From mboxrd@z Thu Jan  1 00:00:00 1970
From: Nicolas Dichtel <nicolas.dichtel@6wind.com>
Subject: Re: [PATCH nf v4] netfilter: conntrack: refine gc worker heuristics
Date: Fri, 4 Nov 2016 17:16:52 +0100
Message-ID: <469da164-eaa5-8257-1099-cc9d7932fdff@6wind.com>
References: <1478274898-24605-1-git-send-email-fw@strlen.de>
Reply-To: nicolas.dichtel@6wind.com
Mime-Version: 1.0
Content-Type: text/plain; charset=utf-8
Content-Transfer-Encoding: 8bit
To: Florian Westphal <fw@strlen.de>, netfilter-devel@vger.kernel.org
Return-path: <netfilter-devel-owner@vger.kernel.org>
Received: from mail-wm0-f41.google.com ([74.125.82.41]:36131 "EHLO
        mail-wm0-f41.google.com" rhost-flags-OK-OK-OK-OK) by vger.kernel.org
        with ESMTP id S934706AbcKDQQ4 (ORCPT
        <rfc822;netfilter-devel@vger.kernel.org>);
        Fri, 4 Nov 2016 12:16:56 -0400
Received: by mail-wm0-f41.google.com with SMTP id p190so61192128wmp.1
        for <netfilter-devel@vger.kernel.org>; Fri, 04 Nov 2016 09:16:55 -0700 (PDT)

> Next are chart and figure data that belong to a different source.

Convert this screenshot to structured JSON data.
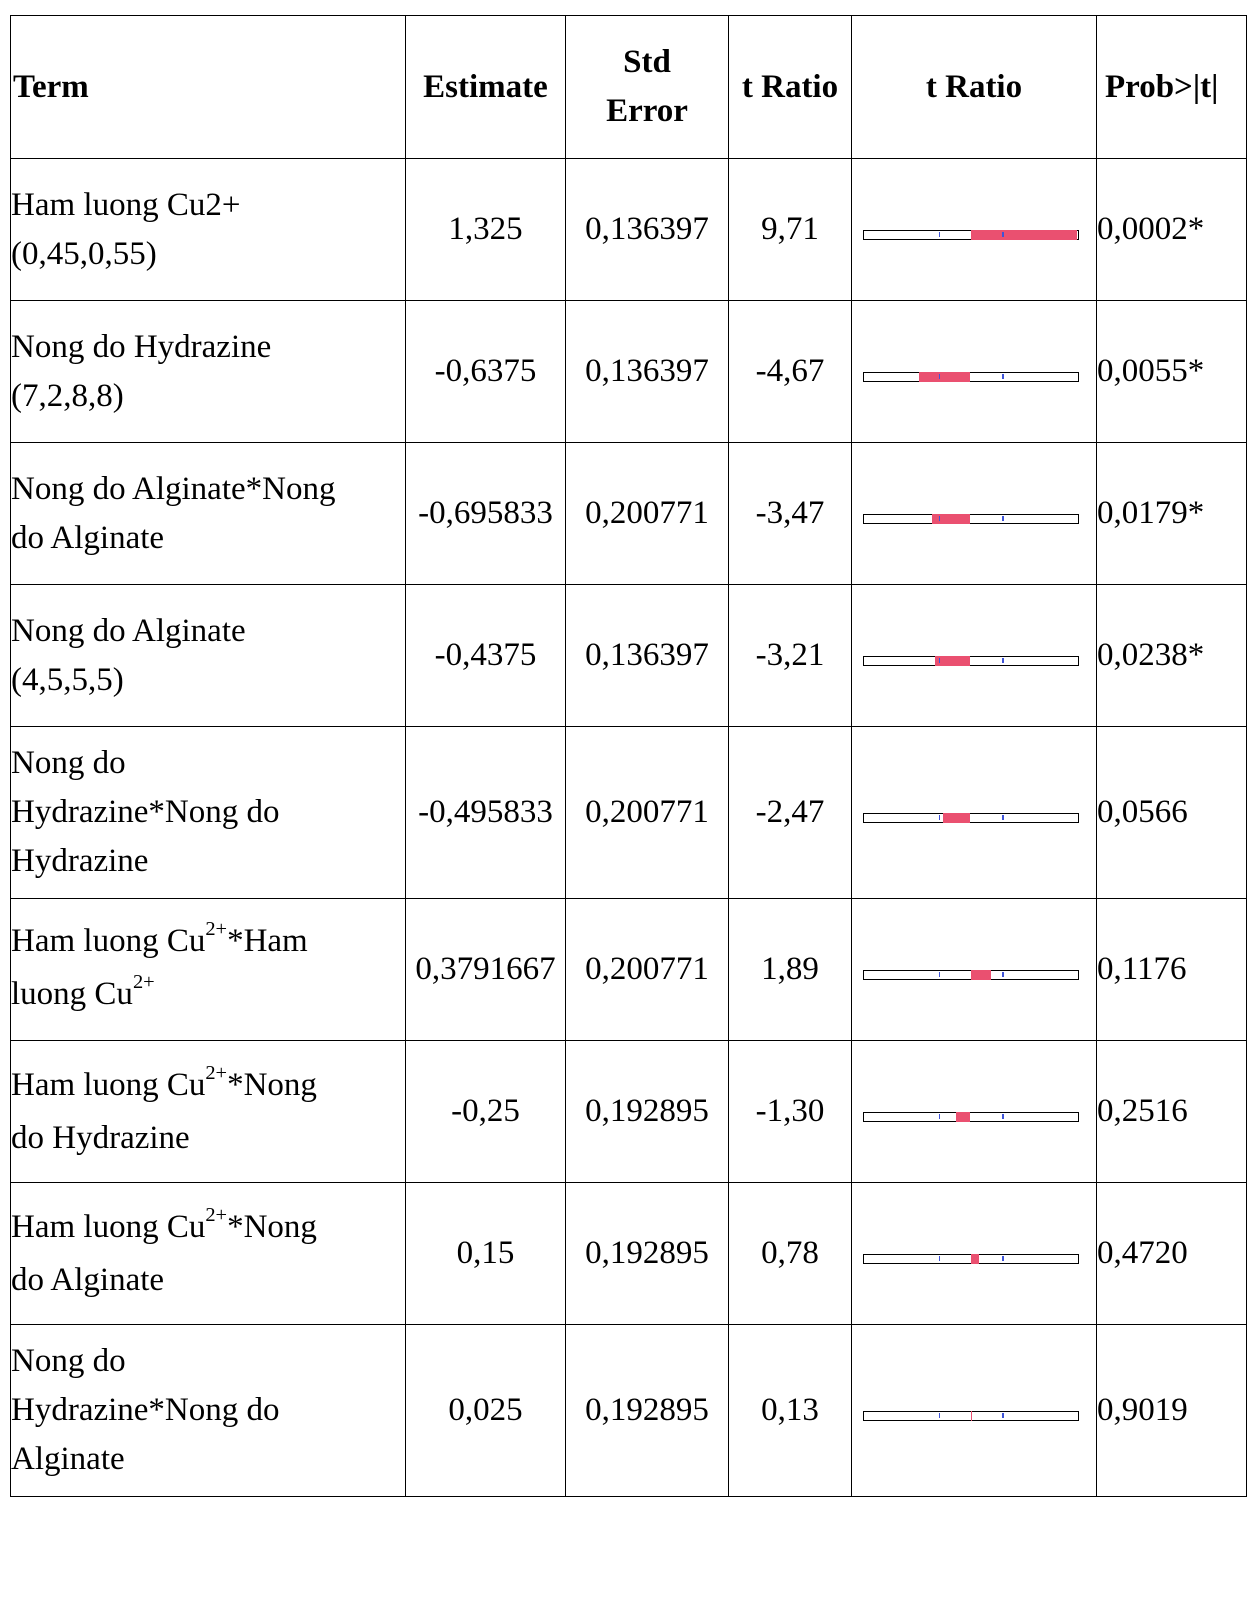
{
  "table": {
    "headers": {
      "term": "Term",
      "estimate": "Estimate",
      "std_error_line1": "Std",
      "std_error_line2": "Error",
      "t_ratio": "t Ratio",
      "t_ratio_bar": "t Ratio",
      "prob": "Prob>|t|"
    },
    "rows": [
      {
        "term_parts": [
          "Ham luong Cu2+",
          "(0,45,0,55)"
        ],
        "estimate": "1,325",
        "std_error": "0,136397",
        "t_ratio": "9,71",
        "t_value": 9.71,
        "prob": "0,0002*"
      },
      {
        "term_parts": [
          "Nong do Hydrazine",
          "(7,2,8,8)"
        ],
        "estimate": "-0,6375",
        "std_error": "0,136397",
        "t_ratio": "-4,67",
        "t_value": -4.67,
        "prob": "0,0055*"
      },
      {
        "term_parts": [
          "Nong do Alginate*Nong",
          "do Alginate"
        ],
        "estimate": "-0,695833",
        "std_error": "0,200771",
        "t_ratio": "-3,47",
        "t_value": -3.47,
        "prob": "0,0179*"
      },
      {
        "term_parts": [
          "Nong do Alginate",
          "(4,5,5,5)"
        ],
        "estimate": "-0,4375",
        "std_error": "0,136397",
        "t_ratio": "-3,21",
        "t_value": -3.21,
        "prob": "0,0238*"
      },
      {
        "term_parts": [
          "Nong do",
          "Hydrazine*Nong do",
          "Hydrazine"
        ],
        "estimate": "-0,495833",
        "std_error": "0,200771",
        "t_ratio": "-2,47",
        "t_value": -2.47,
        "prob": "0,0566"
      },
      {
        "term_parts": [
          "Ham luong Cu",
          "2+",
          "*Ham",
          "luong Cu",
          "2+"
        ],
        "estimate": "0,3791667",
        "std_error": "0,200771",
        "t_ratio": "1,89",
        "t_value": 1.89,
        "prob": "0,1176"
      },
      {
        "term_parts": [
          "Ham luong Cu",
          "2+",
          "*Nong",
          "do Hydrazine"
        ],
        "estimate": "-0,25",
        "std_error": "0,192895",
        "t_ratio": "-1,30",
        "t_value": -1.3,
        "prob": "0,2516"
      },
      {
        "term_parts": [
          "Ham luong Cu",
          "2+",
          "*Nong",
          "do Alginate"
        ],
        "estimate": "0,15",
        "std_error": "0,192895",
        "t_ratio": "0,78",
        "t_value": 0.78,
        "prob": "0,4720"
      },
      {
        "term_parts": [
          "Nong do",
          "Hydrazine*Nong do",
          "Alginate"
        ],
        "estimate": "0,025",
        "std_error": "0,192895",
        "t_ratio": "0,13",
        "t_value": 0.13,
        "prob": "0,9019"
      }
    ],
    "bar_colors": {
      "fill": "#ea5070",
      "guide": "#3f54d8",
      "outline": "#000000"
    }
  }
}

In-Reply-To: <1478274898-24605-1-git-send-email-fw@strlen.de>
Sender: netfilter-devel-owner@vger.kernel.org
List-ID: <netfilter-devel.vger.kernel.org>

Le 04/11/2016 à 16:54, Florian Westphal a écrit :
> Nicolas Dichtel says:
>   After commit b87a2f9199ea ("netfilter: conntrack: add gc worker to
>   remove timed-out entries"), netlink conntrack deletion events may be
>   sent with a huge delay.
> 
> Nicolas further points at this line:
> 
>   goal = min(nf_conntrack_htable_size / GC_MAX_BUCKETS_DIV, GC_MAX_BUCKETS);
> 
> and indeed, this isn't optimal at all.  Rationale here was to ensure that
> we don't block other work items for too long, even if
> nf_conntrack_htable_size is huge.  But in order to have some guarantee
> about maximum time period where a scan of the full conntrack table
> completes we should always use a fixed slice size, so that once every
> N scans the full table has been examined at least once.
> 
> We also need to balance this vs. the case where the system is either idle
> (i.e., conntrack table (almost) empty) or very busy (i.e. eviction happens
> from packet path).
> 
> So, after some discussion with Nicolas:
> 
> 1. want hard guarantee that we scan entire table at least once every X s
> -> need to scan fraction of table (get rid of upper bound)
> 
> 2. don't want to eat cycles on idle or very busy system
> -> increase interval if we did not evict any entries
> 
> 3. don't want to block other worker items for too long
> -> make fraction really small, and prefer small scan interval instead
> 
> 4. Want reasonable short time where we detect timed-out entry when
> system went idle after a burst of traffic, while not doing scans
> all the time.
> -> Store next gc scan in worker, increasing delays when no eviction
> happened and shrinking delay when we see timed out entries.
> 
> The old gc interval is turned into a max number, scans can now happen
> every jiffy if stale entries are present.
> 
> Longest possible time period until an entry is evicted is now 2 minutes
> in worst case (entry expires right after it was deemed 'not expired').
> 
> Reported-by: Nicolas Dichtel <nicolas.dichtel@6wind.com>
> Signed-off-by: Florian Westphal <fw@strlen.de>
Acked-by: Nicolas Dichtel <nicolas.dichtel@6wind.com>


Thank you,
Nicolas